In the case of primal-form SVM with soft-margin, it is equivalent to minimizing the function, $$ \sum_{i = 1}^m \max(0, 1 - y^{(i)}(\mathbf{w}^T \mathbf{x}^{(i)} + b)) + \frac{1}{2C} \Vert \mathbf{w} \Vert_2^2. $$

This is called the hinge loss, $$ \ell_h(z) = max(0, 1 - z) $$

Zero-One Loss

Both the logistic loss and the hinge loss are convex relaxations of the zero-one loss, $$ \ell_{01}(z) = \mathbb{I}[z \leq 0]. $$

The average zero-one loss over a data set is exactly the classification error rate.

This is the loss function we’d like to minimize, but this generally isn’t computationally feasible, thus the need for surrogate loss functions.

Multiclass SVM

If we have multiple classes to classify, we can use different approaches to solve the objective.
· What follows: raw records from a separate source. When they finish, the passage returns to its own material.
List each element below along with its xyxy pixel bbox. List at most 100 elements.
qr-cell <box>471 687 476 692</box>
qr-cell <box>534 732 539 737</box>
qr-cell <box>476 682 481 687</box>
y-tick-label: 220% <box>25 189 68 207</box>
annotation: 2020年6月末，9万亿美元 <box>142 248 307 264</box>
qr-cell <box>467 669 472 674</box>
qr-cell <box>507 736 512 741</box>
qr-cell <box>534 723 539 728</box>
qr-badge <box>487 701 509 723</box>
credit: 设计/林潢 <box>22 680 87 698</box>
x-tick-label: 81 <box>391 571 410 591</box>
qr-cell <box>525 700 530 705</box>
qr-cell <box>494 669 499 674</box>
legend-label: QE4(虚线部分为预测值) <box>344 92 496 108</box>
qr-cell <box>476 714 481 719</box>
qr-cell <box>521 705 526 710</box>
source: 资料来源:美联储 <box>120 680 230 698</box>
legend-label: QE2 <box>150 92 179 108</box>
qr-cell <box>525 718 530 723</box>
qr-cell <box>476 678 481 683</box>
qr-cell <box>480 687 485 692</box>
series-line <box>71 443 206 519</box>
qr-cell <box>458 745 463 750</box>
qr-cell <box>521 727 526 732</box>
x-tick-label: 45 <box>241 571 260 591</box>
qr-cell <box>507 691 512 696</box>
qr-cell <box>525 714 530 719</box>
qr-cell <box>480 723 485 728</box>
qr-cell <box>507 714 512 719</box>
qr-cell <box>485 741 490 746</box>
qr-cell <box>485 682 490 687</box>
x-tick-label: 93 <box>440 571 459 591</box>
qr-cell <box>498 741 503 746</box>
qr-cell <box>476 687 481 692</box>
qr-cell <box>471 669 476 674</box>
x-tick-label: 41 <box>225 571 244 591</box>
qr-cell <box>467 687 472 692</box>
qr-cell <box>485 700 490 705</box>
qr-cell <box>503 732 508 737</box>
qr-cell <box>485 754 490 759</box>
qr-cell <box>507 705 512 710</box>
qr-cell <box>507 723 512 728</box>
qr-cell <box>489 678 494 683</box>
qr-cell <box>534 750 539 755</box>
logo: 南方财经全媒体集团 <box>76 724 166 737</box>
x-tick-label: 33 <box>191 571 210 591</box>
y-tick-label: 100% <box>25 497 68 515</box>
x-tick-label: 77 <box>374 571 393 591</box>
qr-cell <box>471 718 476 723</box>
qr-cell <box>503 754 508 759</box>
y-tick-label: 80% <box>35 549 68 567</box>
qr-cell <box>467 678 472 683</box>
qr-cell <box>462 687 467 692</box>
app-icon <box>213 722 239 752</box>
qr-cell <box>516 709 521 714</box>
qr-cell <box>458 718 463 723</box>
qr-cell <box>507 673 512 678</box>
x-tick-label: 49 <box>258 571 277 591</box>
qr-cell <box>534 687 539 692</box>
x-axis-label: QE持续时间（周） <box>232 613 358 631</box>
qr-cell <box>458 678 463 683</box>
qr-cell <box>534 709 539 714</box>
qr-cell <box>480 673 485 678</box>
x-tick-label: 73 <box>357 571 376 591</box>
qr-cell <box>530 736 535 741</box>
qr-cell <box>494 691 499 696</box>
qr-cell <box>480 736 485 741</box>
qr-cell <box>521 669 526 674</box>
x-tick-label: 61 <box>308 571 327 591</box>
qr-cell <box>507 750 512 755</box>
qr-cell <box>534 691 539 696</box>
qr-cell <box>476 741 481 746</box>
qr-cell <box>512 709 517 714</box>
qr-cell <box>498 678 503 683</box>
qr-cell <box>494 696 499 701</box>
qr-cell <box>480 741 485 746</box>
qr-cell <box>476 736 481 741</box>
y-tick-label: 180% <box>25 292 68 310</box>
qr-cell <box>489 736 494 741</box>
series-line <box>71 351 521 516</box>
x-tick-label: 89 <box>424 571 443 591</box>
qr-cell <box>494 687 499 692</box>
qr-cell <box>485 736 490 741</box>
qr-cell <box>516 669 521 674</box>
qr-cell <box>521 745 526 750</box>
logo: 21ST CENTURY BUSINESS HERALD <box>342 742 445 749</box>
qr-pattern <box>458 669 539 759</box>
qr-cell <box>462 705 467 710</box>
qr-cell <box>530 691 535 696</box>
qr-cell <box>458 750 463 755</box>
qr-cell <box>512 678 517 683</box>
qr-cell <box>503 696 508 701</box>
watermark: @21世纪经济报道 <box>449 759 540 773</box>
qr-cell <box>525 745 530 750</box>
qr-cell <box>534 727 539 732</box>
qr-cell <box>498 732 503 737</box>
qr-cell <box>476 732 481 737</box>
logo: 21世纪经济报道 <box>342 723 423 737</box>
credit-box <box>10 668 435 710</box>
  • “1-vs-1” multiclass classification
    • Train binary classifiers on all pairs of classes.
      • 3-class example: 1 vs 2, 1 vs 3, 2 vs 3.
    • To label a sample, pick the class with the most votes among the binary classifies.
    • Problem: 1v1 classification is very slow when there are many number of classes
      • If there are $C$ classes, we need to train $C/(C - 1)/2$ binary classifiers.
  • “1-vs-rest” classification
    • Train 1-vs-rest binary classifiers
      • 3-class example: 1 vs {2, 3}, 2 vs {1, 3}, 3 vs {1, 2}.
    • To label a sample, pick the class with the largest geometric margin.
      • $y^{\star} = \underset{c \in \{1, \ldots, C\}}{\arg \max} (\mathbf{w}^T_c \mathbf{x}^{\star} + b_c) / \Vert \mathbf{W}_c \Vert_2$.

Summary: SVM

  • Classifier
    • Linear Function $f(\mathbf{x}) = \mathbf{w}^T \mathbf{x} + b$.
    • Given new sample $\mathbf{x}^{\star}$, predict $y^{\star} = \text{ sign}(\mathbf{w}^t \mathbf{x}^{\star} + b)$.
  • Training
    • Maximize the margin of the training data
      • I.e., maximize the separation between the points and the decision boundary.
    • Allow some training samples to violate the margin.
      • Use cross-validation to pick the hyperparameter $C$.
  • Linear classifiers
    • Separate the data using a linear surface (hyperplane).
    • $y = \text{ sign}(\mathbf{w}^T \mathbf{x} + b)$.
  • Two formulations
    • Logistic regression - maximize the probability of the data.
    • Support Vector Machine - maximize the margin of the hyperplane.
  • Loss functions
    • Logistic regression - push the classification boundary as far as possible from all points.
    • Support Vector Machine - ensure a margin of 1 between boundary and closest point.
  • Advantages
    • SVM works well on high-dimensional features ($N$ large), and has low generalization error.
    • LR has well-defined probabilities.
  • Disadvantages
    • Decision surface can only be linear.